Car ceux qui apprécient le cinéma de Kechiche savent à quel point le réalisateur peut apporter une richesse supplémentaire à l’œuvre dont il s’inspire lorsqu’il se l’approprie. On est d’emblée séduit par sa manière de se concentrer sur ses actrices et acteurs. Il en capte une vitalité contagieuse absorbant toute notre attention malgré, encore une fois, une durée démesurée (trois heures de film). Les échanges paraissent authentiques et il n’est pas rare de reconnaître plusieurs comportements de personnes que l’on connait personnellement comme cette jalouse qui ne veut pas l'assumer. Le réalisateur prend bien le temps d’exposer la bande et leurs relations à travers le regard d’Amin, en grand observateur.
La première moitié est ainsi maîtrisée grâce à des comédiens dégageant une constante authenticité. On est facilement emporté par ces marivaudages et jeux de séduction portés par des acteurs et actrices tous magnifiques et radieux (mention spéciale à Lou Luttiau et son rayonnant sourire). Il est toutefois dommage de fréquemment voir la camera s’égarer sur le fessier d’Ophélie Bau donnant l’impression de prendre ces corps, certes sublimes, pour des objets. Puis, au bout de deux heures, le film s’embourbe dans sa mécanique. Les fiestas au sein de cette communauté maghrébine bienveillante et protectrice s’enchaînent et se ressemblent. On cherche un propos, une profondeur comparable aux précédents films du réalisateur qui ne vient réellement jamais.

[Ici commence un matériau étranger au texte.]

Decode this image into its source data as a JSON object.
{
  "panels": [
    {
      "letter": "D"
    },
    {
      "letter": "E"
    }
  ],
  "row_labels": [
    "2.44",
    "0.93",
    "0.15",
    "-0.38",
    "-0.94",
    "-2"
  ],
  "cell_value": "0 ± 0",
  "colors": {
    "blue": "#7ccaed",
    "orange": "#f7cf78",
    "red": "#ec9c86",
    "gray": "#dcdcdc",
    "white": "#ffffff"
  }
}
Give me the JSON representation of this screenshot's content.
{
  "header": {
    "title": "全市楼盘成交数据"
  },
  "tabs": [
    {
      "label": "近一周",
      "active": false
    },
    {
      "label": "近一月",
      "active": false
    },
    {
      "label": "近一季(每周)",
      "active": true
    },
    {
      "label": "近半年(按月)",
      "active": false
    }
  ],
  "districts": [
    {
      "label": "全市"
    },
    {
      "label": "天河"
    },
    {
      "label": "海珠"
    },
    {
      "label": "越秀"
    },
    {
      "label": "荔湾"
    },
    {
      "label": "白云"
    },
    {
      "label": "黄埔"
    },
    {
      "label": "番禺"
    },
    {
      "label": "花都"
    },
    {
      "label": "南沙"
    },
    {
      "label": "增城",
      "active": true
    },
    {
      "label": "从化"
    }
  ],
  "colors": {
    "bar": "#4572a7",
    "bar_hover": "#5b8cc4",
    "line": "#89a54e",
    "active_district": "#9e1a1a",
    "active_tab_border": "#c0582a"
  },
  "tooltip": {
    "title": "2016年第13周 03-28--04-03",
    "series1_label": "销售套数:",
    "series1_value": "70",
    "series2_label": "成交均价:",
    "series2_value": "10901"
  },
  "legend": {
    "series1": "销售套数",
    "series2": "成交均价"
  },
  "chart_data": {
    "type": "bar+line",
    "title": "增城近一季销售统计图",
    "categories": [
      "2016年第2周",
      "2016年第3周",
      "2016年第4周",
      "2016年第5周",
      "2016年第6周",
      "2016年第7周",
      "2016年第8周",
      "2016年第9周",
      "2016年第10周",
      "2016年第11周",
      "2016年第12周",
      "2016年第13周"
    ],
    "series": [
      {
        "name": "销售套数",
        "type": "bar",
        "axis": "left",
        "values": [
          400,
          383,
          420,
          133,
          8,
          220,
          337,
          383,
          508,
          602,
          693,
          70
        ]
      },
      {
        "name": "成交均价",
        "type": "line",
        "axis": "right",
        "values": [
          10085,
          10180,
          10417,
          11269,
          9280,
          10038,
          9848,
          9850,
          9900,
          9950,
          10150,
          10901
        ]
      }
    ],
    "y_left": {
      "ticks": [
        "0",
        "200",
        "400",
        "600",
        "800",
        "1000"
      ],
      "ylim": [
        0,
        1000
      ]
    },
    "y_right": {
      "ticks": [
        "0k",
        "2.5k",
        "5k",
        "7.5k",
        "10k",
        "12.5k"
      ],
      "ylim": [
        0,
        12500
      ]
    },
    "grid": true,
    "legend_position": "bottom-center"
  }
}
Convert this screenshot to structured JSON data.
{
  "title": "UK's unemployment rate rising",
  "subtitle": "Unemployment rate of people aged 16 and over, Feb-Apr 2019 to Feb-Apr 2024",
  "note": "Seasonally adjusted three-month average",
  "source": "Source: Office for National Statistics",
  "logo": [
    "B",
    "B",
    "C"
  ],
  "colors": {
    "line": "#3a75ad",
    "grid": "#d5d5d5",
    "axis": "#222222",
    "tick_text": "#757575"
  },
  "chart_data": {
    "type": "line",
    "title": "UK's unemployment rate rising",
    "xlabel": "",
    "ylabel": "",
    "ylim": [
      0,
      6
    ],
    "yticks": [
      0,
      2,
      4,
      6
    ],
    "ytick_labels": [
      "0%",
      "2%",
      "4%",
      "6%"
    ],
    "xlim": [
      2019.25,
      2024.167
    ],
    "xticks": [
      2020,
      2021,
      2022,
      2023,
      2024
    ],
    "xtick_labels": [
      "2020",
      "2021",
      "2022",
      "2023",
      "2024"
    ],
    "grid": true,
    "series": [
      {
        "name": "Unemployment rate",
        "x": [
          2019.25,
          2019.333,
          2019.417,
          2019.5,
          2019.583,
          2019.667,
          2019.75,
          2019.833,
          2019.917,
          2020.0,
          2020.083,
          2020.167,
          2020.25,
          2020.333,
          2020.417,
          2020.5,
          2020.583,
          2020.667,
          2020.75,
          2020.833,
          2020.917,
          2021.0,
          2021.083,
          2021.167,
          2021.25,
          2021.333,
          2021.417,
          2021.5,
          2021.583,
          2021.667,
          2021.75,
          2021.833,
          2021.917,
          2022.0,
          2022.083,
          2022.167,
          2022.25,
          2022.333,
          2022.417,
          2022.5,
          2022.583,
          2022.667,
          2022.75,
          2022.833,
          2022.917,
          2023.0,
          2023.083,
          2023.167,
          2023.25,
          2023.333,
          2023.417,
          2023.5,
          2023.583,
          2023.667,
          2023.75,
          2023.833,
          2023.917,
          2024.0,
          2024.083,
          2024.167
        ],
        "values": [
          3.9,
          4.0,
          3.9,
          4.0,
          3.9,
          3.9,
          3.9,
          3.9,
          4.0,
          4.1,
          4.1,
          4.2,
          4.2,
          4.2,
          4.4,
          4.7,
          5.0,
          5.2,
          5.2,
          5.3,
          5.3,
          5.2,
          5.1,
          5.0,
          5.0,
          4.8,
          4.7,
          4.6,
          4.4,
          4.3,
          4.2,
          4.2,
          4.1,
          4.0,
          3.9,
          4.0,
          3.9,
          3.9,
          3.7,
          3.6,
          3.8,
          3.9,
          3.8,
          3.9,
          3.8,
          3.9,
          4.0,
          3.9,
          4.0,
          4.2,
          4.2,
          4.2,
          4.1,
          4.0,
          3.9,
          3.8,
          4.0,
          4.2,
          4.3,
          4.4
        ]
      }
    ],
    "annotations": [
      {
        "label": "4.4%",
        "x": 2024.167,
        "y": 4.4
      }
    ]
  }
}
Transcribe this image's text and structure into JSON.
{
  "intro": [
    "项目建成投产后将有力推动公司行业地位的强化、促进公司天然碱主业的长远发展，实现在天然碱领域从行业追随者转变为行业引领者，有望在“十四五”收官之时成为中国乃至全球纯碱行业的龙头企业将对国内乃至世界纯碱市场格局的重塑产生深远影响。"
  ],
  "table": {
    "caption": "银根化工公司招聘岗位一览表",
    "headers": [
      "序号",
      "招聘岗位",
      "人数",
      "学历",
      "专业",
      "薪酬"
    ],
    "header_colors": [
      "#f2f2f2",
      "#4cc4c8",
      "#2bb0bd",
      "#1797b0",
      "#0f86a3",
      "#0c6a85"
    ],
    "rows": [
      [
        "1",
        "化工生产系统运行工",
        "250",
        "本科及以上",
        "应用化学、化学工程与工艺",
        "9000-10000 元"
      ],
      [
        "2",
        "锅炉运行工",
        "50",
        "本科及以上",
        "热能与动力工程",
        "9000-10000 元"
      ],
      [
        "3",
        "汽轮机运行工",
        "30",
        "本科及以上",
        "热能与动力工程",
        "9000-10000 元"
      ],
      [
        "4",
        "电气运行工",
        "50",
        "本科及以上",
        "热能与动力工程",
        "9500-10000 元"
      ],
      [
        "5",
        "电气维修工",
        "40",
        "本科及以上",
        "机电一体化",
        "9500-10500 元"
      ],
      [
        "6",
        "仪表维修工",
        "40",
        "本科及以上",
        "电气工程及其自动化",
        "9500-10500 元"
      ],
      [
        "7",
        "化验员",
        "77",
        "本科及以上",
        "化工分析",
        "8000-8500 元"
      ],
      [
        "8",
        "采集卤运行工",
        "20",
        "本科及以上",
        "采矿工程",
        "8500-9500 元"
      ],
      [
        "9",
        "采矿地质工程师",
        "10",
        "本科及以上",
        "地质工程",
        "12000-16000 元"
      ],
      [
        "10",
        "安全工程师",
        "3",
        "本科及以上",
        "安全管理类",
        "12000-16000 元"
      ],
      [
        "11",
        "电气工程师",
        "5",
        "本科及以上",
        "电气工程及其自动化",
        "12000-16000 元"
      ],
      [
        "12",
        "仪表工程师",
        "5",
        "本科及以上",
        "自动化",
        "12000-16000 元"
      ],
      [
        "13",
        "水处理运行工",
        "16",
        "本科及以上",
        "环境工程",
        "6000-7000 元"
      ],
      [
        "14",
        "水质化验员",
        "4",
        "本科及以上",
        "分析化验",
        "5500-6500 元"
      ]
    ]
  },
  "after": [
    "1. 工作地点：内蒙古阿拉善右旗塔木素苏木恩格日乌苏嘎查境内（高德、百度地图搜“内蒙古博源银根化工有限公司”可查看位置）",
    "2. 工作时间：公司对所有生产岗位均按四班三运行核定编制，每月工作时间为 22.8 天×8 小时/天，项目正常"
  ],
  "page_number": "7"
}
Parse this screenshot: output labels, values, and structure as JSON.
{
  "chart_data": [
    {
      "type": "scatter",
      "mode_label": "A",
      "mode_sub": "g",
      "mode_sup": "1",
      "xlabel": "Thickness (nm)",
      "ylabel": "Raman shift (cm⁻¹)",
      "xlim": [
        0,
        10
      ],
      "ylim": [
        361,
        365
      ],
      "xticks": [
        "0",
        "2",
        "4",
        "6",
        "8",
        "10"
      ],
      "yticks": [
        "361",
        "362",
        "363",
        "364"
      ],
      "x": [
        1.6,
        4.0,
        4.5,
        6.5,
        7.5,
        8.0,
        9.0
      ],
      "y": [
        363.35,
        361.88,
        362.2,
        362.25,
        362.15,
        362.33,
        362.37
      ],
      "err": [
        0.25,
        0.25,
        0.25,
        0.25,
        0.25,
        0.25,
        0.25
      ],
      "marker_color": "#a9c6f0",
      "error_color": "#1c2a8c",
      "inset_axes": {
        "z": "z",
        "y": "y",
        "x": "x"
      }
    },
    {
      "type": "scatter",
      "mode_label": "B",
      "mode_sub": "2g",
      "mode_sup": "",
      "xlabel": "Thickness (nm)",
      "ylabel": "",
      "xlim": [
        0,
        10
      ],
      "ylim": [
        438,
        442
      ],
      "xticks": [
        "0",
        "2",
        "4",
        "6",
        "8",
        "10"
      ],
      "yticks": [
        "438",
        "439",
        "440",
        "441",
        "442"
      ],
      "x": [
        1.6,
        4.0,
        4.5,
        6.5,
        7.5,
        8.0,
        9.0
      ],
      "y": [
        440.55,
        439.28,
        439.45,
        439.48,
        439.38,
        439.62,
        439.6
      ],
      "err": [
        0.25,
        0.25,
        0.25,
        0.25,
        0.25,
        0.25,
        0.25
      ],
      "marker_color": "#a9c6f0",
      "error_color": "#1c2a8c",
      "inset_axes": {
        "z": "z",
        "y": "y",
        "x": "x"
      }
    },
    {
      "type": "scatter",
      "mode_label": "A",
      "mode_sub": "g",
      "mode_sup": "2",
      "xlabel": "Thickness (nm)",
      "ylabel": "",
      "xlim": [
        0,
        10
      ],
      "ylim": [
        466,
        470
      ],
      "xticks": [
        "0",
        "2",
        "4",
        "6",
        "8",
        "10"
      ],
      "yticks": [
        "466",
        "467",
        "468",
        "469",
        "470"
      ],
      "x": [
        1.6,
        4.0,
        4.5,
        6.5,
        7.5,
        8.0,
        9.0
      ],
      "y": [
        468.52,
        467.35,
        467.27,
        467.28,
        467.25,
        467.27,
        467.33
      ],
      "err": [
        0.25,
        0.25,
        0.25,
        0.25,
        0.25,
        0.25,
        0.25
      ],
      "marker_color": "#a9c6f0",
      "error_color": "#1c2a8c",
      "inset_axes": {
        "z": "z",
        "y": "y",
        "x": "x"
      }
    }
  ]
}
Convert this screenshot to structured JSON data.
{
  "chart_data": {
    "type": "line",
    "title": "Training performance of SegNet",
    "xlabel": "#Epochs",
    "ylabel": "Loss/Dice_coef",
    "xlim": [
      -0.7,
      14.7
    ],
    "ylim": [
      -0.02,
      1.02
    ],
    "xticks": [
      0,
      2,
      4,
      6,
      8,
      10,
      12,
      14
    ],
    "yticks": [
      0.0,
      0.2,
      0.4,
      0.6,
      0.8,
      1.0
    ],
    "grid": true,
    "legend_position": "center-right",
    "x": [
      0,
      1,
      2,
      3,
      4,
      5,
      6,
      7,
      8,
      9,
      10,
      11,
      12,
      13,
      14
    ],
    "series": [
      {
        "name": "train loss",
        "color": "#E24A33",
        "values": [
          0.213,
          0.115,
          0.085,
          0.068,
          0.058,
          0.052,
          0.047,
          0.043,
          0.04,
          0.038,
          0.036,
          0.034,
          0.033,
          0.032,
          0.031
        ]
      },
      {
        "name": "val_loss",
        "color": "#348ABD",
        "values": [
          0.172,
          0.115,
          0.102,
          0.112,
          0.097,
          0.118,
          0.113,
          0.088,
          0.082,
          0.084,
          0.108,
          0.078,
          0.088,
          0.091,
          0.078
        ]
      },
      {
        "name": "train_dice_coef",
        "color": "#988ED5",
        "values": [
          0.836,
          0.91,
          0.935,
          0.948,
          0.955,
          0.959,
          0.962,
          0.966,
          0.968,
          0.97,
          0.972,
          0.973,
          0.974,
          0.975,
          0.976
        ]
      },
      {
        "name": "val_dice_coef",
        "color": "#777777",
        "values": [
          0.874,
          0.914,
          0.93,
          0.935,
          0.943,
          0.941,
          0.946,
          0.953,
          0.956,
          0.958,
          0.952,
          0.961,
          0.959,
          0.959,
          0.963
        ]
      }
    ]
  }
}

Et ce n’est pas l’interminable scène de discothèque - tournant en rond à nous montrer des postérieurs se trémousser - qui arrangera les choses. Difficile de cerner l’intérêt de tirer en longueur une telle scène si ce n’est de montrer les corps et peut-être la dépravation qui y règne. Ceci parait étonnant de la part d’Abdellatif Kechiche, tant on a l’impression que le reste du film est une ode au carpe diem via notamment l’adorable personnage de la mère d’Amin. Si l’on peut interpréter que le réalisateur franco-tunisien prône un retour aux choses simples à travers l’hésitation constante puis la décision finale de son personnage principal, il manque cette touche de malaise qui était présente et si réussie dans ses précédents long-métrages. Au final, un sentiment d’inachevé prédomine, ce qui est peut-être l’intention du réalisateur puisqu’une deuxième partie aurait déjà été tournée.